Practice what you've learned:
- Experiment with different installation methods
- Create workflows with multiple task types
- Set up dependencies between tasks
- Monitor workflow execution in the web UI
- Explore the API endpoints for automation
What's the first distributed workflow you want to build? 🔀
Most teams struggle here because the hard part is not writing more code, but deciding clear boundaries for Task, deer, flow so behavior stays predictable as complexity grows.
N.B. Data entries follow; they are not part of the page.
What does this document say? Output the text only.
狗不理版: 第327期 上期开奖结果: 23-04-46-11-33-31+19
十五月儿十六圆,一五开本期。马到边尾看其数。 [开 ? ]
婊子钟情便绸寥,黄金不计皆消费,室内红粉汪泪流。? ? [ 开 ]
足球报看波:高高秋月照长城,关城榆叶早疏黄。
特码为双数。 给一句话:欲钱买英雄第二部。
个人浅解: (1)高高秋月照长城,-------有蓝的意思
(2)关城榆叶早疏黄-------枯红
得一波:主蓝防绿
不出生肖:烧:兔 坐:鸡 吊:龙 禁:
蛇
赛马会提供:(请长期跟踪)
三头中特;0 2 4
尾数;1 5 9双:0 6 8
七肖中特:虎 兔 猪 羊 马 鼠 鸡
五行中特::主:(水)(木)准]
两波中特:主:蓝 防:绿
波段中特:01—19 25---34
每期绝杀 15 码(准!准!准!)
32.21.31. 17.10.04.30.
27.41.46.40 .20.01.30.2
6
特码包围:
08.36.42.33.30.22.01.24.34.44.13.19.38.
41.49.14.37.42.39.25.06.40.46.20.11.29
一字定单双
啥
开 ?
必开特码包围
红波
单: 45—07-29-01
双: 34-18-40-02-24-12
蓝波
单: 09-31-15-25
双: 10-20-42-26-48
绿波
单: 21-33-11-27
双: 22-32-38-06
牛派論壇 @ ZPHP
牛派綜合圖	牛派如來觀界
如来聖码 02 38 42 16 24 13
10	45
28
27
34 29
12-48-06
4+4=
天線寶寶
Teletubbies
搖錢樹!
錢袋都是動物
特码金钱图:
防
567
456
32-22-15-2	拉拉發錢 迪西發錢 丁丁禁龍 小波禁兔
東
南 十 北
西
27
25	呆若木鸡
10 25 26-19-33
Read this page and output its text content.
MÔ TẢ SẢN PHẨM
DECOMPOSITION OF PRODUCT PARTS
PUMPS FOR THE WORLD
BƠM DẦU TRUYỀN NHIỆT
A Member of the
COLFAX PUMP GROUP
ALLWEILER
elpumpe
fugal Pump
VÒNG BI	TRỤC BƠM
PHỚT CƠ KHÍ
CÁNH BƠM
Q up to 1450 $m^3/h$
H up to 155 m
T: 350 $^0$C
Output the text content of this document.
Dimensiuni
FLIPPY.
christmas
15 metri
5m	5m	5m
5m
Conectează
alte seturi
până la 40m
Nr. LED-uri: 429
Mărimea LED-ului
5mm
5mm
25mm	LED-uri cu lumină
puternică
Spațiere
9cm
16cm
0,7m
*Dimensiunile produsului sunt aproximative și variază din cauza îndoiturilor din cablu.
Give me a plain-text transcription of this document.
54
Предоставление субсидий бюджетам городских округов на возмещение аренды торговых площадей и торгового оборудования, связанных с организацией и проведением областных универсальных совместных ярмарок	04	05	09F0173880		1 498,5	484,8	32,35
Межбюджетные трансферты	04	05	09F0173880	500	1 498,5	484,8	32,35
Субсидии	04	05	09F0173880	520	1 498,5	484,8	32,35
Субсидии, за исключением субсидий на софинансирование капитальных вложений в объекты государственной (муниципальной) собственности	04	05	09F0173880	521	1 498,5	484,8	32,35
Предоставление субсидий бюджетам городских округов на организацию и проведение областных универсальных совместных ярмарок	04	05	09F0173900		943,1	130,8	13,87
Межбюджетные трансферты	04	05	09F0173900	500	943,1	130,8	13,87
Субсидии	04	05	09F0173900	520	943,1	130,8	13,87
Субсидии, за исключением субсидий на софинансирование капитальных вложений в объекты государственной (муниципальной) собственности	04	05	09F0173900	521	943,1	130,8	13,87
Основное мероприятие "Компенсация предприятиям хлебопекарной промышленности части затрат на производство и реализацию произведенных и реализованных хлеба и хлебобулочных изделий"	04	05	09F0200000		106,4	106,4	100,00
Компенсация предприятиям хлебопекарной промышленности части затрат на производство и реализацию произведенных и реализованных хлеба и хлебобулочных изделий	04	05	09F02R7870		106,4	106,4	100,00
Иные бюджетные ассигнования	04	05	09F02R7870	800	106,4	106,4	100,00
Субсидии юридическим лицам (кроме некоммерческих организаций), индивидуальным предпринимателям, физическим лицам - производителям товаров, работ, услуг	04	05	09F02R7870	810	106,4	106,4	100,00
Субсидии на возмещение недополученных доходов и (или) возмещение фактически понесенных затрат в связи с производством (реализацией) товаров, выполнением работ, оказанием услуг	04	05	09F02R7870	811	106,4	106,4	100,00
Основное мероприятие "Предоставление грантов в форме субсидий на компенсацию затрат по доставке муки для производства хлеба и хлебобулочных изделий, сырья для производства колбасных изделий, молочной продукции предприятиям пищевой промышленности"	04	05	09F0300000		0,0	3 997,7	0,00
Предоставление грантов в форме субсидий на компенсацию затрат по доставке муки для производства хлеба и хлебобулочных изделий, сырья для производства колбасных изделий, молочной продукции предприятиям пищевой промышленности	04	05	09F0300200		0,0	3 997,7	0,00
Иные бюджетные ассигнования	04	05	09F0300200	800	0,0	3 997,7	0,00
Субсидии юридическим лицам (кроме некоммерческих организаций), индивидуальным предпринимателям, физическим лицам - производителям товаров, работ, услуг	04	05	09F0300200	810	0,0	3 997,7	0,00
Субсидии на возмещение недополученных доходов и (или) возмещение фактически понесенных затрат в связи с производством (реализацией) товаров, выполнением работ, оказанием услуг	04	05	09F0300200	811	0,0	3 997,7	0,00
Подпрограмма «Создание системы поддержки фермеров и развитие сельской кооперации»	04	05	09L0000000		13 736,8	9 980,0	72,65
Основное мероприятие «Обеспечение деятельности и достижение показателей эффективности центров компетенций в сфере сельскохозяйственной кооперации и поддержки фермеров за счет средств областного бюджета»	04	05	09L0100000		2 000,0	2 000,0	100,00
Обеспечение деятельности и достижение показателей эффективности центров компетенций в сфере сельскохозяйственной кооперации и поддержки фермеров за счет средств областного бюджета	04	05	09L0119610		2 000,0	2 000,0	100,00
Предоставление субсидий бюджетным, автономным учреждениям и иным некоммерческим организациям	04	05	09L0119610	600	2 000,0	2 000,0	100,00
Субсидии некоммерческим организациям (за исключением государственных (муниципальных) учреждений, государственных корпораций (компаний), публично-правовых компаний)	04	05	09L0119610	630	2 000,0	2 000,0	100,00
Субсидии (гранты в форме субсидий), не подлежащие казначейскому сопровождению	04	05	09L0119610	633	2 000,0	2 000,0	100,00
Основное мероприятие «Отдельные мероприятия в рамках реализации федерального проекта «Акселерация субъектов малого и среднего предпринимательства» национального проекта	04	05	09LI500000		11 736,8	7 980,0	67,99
In practical terms, this chapter helps you avoid three common failures:
- coupling core logic too tightly to one implementation path
- missing the handoff boundaries between setup, execution, and validation
- shipping changes without clear rollback or observability strategy
After working through this chapter, you should be able to reason about Chapter 1: Getting Started with Deer Flow as an operating subsystem inside Deer Flow Tutorial: Distributed Workflow Orchestration Platform, with explicit contracts for inputs, state transitions, and outputs.
Use the implementation notes around name, localhost, http as your checklist when adapting these patterns to your own repository.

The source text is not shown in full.